しぶとい反逆者も格闘戦なら捻り潰せる。敵方はそう考えたのだろうが、それはジャッカルとても同様だった。接近戦なら望むところだ。彼は即座に右腕の仕込み刀を展開した。
続けざまに迫る敵の殴打を、ジャッカルは見事に捌いてみせた。そうしながらも彼は虎視眈々と隙をうかがっていた。自信の腕に搭載された武器で、敵の頭蓋を叩き割るための機会をだ。

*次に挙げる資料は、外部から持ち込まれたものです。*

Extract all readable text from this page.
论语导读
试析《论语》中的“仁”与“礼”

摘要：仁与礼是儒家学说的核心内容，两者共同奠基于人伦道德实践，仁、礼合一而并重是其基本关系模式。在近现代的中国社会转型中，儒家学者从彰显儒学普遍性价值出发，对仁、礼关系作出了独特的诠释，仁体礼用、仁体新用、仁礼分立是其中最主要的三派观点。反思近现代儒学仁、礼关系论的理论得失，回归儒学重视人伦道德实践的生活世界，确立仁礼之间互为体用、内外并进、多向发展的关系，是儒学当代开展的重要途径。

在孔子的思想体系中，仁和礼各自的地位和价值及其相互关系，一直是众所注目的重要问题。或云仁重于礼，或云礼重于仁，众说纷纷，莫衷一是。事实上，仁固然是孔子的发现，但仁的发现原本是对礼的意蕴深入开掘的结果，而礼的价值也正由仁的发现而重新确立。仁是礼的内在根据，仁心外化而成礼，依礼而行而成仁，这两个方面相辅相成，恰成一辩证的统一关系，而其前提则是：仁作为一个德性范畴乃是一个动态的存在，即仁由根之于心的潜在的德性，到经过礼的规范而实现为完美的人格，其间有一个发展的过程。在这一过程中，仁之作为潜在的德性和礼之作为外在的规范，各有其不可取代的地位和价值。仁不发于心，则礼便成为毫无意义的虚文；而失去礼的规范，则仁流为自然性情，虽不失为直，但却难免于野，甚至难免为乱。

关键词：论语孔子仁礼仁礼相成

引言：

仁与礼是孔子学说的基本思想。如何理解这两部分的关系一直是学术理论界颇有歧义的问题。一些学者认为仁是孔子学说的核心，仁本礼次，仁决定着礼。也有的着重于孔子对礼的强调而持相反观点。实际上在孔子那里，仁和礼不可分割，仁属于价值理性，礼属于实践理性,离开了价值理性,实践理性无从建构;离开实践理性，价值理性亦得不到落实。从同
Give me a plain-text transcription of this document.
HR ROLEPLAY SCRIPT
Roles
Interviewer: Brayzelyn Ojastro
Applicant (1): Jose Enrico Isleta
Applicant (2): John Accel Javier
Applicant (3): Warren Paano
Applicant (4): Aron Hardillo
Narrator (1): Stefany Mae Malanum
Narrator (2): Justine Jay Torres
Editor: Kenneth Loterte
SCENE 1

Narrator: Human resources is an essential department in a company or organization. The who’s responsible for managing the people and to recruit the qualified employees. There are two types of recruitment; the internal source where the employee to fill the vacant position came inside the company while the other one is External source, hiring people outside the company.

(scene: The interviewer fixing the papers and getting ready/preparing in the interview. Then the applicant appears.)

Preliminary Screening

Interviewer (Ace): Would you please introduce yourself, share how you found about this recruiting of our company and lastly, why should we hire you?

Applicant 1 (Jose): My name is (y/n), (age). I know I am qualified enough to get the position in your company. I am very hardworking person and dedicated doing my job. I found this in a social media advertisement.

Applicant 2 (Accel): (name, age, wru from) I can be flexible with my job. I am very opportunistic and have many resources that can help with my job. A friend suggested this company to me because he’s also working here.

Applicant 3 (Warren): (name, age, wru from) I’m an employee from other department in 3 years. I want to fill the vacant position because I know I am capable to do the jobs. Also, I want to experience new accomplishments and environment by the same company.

そのうち焦りが生じたか、敵は不用意にも大振りにその剛腕を振り回した。興奮とフラストレーションに根ざすものだろう、明らかに力任せの攻撃だ。
ジャッカルはその隙を見逃さなかった。敵の体勢を崩すために一発ジャブを食らわせると、続けて刃を閃かせる。顔面を狙った攻撃、さらに言うなら、目を奪うための一太刀だ。
途端、ざっくりと裂けた目玉の一つが男の顔から零れ落ちた。もう一方の目も、もはや使い物になるまい。それらが人工物か、あるいは自前のものであるのかは別として、早急に修繕が必要なのは間違いなかった。